Auch ein Schritt von 1000 Meilen beginnt mit einem ersten Schritt, sagt ein fernöstliches Sprichwort. So ein erster Schritt geschah in Bad Kissingen vor 20 Jahren, als zum ersten Mal fair gehandelter Honig und Kaffee aus einer ehrenamtlichen Initiative heraus verkauft wurden. Heute ist der Weltladen, der als Bauchladen begann, aus der Kurstadt nicht mehr wegzudenken und hatte maßgeblichen Anteil daran, dass Bad Kissingen vor einem Jahr die Auszeichnung Fairhandelsstadt erhielt.
Grund genug, diesen Erfolg zu feiern. Den Auftakt bildete ein ökumenischer Gottesdienst in der Erlöserkirche, der im Zeichen des Geistes eines fairen Umgangs im menschlichen Miteinander stand. Pfarrer Marcus Döbert erinnerte daran, dass die Idee des fairen Handels in der Bibel begründet sei und unter dem Motto von Frieden, Gerechtigkeit und Bewahrung der Schöpfung konkret ab den 70er Jahren in kirchliche Gemeinden getragen wurde. "Denn Gott ist gerecht und vor ihm sind wir alle gleich, und das Himmelreich ist alles andere als eine Kapitalgesellschaft", sagte Döbert.

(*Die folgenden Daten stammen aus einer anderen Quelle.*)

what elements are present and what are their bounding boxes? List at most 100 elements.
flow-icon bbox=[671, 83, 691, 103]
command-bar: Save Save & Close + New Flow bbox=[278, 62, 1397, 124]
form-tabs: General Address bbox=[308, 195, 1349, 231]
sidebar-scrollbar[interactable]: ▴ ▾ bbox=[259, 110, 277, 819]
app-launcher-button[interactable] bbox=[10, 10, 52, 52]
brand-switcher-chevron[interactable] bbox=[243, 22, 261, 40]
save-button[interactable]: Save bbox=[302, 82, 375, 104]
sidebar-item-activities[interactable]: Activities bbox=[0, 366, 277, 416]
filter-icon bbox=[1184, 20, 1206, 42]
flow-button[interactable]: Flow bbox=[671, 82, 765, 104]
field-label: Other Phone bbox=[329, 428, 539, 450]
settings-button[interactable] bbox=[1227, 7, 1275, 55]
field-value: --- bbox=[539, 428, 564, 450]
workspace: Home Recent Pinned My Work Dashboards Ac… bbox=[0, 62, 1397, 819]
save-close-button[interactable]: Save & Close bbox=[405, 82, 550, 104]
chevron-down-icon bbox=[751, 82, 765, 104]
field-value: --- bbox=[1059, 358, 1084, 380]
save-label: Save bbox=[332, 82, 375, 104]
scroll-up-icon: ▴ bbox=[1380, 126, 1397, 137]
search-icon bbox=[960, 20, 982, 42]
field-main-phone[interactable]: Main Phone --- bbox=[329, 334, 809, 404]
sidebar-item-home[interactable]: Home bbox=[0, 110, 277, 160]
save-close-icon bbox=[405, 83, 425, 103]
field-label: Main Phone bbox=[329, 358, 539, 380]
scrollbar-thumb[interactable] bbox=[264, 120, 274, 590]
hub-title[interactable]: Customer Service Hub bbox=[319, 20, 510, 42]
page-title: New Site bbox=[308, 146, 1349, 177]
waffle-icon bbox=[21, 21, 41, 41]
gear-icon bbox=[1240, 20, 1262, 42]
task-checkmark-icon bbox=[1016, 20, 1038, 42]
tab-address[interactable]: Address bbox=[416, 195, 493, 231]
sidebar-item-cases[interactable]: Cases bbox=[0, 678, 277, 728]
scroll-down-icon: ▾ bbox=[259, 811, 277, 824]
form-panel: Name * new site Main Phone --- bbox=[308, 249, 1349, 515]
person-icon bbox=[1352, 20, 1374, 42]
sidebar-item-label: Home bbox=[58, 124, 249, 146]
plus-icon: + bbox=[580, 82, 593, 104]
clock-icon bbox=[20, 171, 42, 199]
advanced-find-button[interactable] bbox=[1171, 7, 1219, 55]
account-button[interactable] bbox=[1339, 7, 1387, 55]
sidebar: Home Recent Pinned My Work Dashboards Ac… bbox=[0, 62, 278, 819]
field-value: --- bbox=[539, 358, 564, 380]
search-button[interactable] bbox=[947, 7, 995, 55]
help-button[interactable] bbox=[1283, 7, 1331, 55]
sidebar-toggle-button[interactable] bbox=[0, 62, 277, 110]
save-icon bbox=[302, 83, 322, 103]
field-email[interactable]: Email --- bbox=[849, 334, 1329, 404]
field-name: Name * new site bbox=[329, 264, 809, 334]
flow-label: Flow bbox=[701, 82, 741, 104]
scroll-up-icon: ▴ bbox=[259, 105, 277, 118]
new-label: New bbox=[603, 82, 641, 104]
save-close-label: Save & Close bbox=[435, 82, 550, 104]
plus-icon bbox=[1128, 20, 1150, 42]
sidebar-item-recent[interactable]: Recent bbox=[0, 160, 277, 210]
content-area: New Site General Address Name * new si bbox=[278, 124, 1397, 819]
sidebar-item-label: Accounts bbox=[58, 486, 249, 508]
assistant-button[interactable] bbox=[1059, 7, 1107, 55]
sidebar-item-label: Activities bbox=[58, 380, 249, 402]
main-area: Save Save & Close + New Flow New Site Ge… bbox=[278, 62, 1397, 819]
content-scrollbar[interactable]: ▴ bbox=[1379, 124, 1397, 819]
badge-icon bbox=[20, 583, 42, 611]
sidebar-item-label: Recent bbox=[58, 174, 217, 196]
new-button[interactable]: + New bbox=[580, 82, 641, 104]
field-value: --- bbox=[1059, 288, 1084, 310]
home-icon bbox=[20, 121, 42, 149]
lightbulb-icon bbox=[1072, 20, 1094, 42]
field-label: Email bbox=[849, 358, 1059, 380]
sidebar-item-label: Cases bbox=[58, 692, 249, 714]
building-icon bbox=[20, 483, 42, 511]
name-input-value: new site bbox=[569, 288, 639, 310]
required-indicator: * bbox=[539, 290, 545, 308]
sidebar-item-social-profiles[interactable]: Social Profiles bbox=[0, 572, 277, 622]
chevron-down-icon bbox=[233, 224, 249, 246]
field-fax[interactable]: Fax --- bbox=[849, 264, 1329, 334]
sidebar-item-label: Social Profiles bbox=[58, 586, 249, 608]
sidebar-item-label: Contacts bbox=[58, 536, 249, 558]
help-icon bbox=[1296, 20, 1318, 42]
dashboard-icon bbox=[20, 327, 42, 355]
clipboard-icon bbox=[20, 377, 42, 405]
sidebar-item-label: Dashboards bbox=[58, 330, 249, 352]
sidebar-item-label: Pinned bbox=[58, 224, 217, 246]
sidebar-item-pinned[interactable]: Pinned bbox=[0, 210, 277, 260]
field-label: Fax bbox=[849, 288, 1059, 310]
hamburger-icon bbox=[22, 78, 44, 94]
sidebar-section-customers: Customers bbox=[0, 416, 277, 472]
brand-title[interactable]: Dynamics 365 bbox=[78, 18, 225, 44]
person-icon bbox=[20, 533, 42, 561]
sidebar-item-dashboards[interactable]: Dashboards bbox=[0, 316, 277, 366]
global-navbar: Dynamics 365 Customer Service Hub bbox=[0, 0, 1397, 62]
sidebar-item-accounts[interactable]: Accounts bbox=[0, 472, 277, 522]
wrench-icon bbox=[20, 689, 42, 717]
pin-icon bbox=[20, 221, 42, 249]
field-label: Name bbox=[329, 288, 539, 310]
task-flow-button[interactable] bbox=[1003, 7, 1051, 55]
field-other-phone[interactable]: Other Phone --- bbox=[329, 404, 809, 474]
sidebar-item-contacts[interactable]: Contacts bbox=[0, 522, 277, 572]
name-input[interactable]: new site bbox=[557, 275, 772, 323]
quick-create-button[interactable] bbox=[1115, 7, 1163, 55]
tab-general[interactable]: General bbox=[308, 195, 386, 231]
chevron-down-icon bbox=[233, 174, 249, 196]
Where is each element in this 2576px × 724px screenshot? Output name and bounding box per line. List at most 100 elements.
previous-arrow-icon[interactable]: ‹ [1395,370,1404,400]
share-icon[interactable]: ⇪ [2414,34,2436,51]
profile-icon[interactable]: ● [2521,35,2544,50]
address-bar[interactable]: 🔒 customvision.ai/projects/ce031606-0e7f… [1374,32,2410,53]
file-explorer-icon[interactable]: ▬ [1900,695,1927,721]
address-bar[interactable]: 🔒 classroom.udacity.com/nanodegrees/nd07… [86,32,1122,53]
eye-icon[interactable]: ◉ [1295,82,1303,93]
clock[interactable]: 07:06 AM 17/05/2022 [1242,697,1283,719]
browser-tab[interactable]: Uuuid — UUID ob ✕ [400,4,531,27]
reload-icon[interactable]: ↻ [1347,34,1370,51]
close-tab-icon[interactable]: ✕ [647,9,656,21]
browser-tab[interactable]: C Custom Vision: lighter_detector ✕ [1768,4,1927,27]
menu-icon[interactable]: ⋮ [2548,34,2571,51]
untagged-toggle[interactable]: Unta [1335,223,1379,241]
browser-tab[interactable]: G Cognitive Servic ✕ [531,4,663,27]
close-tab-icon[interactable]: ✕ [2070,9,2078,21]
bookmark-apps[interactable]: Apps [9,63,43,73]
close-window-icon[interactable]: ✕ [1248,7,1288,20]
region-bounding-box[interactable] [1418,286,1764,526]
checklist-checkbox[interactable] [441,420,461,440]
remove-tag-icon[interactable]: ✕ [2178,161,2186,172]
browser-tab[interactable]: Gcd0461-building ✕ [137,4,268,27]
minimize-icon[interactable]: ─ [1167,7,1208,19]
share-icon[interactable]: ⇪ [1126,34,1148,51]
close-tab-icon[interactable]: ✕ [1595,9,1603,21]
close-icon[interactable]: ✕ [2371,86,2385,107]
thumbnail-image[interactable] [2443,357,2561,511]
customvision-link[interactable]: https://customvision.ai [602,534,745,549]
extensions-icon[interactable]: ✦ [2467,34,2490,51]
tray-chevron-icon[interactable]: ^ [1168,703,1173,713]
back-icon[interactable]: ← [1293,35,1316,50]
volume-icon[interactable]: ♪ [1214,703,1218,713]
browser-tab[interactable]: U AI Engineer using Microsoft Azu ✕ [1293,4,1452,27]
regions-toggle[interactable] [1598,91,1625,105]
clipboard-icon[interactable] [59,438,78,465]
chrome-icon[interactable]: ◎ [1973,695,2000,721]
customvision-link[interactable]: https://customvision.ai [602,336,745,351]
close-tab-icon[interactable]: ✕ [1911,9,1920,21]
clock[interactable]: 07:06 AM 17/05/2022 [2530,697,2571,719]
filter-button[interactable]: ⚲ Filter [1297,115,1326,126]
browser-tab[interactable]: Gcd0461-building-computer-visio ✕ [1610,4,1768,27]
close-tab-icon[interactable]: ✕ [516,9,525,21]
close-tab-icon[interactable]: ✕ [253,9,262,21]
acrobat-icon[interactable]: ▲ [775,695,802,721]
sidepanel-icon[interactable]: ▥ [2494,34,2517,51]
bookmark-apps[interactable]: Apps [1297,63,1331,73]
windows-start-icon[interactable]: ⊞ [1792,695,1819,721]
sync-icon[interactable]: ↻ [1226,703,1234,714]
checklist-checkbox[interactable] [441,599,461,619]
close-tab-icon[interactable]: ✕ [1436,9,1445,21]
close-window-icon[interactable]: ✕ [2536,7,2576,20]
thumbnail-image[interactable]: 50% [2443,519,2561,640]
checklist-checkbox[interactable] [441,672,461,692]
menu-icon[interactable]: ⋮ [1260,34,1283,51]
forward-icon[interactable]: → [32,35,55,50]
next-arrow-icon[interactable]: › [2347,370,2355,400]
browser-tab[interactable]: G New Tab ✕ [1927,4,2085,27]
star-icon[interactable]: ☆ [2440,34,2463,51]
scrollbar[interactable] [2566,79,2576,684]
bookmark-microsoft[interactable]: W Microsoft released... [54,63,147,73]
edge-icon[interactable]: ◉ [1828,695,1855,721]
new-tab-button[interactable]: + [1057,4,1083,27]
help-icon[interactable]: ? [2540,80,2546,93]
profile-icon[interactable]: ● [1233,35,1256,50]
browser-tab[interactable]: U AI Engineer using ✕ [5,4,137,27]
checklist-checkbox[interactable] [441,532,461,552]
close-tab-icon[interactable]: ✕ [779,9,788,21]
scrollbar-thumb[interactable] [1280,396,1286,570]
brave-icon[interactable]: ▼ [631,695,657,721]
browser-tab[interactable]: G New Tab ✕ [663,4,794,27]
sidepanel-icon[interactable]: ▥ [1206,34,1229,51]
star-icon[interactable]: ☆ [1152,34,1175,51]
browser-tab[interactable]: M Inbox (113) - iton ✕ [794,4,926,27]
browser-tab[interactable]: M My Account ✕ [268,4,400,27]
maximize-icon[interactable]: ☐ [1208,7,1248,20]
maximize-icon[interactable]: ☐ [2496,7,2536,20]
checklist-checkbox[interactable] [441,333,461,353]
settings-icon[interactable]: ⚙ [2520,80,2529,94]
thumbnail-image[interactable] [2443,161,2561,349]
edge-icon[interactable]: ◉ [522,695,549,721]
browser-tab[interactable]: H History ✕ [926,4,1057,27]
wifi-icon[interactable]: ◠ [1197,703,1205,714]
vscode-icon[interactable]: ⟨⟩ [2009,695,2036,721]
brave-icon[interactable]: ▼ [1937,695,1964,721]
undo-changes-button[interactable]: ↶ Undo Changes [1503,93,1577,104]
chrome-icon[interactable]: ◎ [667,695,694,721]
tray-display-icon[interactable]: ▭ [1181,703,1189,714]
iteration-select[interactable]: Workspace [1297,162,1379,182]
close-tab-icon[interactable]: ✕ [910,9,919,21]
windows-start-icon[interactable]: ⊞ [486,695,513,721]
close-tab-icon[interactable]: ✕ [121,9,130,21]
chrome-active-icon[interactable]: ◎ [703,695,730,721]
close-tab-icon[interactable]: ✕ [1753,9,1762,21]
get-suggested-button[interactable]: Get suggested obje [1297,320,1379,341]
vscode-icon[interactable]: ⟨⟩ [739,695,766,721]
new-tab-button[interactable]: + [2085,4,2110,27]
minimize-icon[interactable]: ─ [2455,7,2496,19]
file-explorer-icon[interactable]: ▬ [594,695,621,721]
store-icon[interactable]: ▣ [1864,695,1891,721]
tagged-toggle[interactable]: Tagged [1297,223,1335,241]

Mit einem kurzweiligen Festprogramm lud das Team des Weltladens anschließend ins Pfarrzentrum der Herz-Jesu-Kirche. Charlotte Fries, Vorsitzende des Eine-Welt-Vereins, begrüßte neben vielen ehrenamtlich Tätigen auch einige Stadträte. Besonders Thomas Leiner, stellvertretender Bürgermeister, zeigte sich vor rund 50 Gästen begeistert: "Man muss sich nur einmal die Öffnungszeiten des Ladens in der Prinzregentenstraße anschauen: Montag bis Freitag von zehn bis 18 Uhr und Samstag von zehn bis 13 Uhr, und das alles ausschließlich ehrenamtlich, das ist unglaublich."
Die Sprecherin der Steuerungsgruppe Fairtrade Town Bad Kissingen , Susanne Wahler-Göbel, sagte in ihrem Grußwort: "Es ist ganz klar, dass wir ohne das grandiose Team des Weltladens nicht die Auszeichnung Fairtrade-Stadt bekommen hätten."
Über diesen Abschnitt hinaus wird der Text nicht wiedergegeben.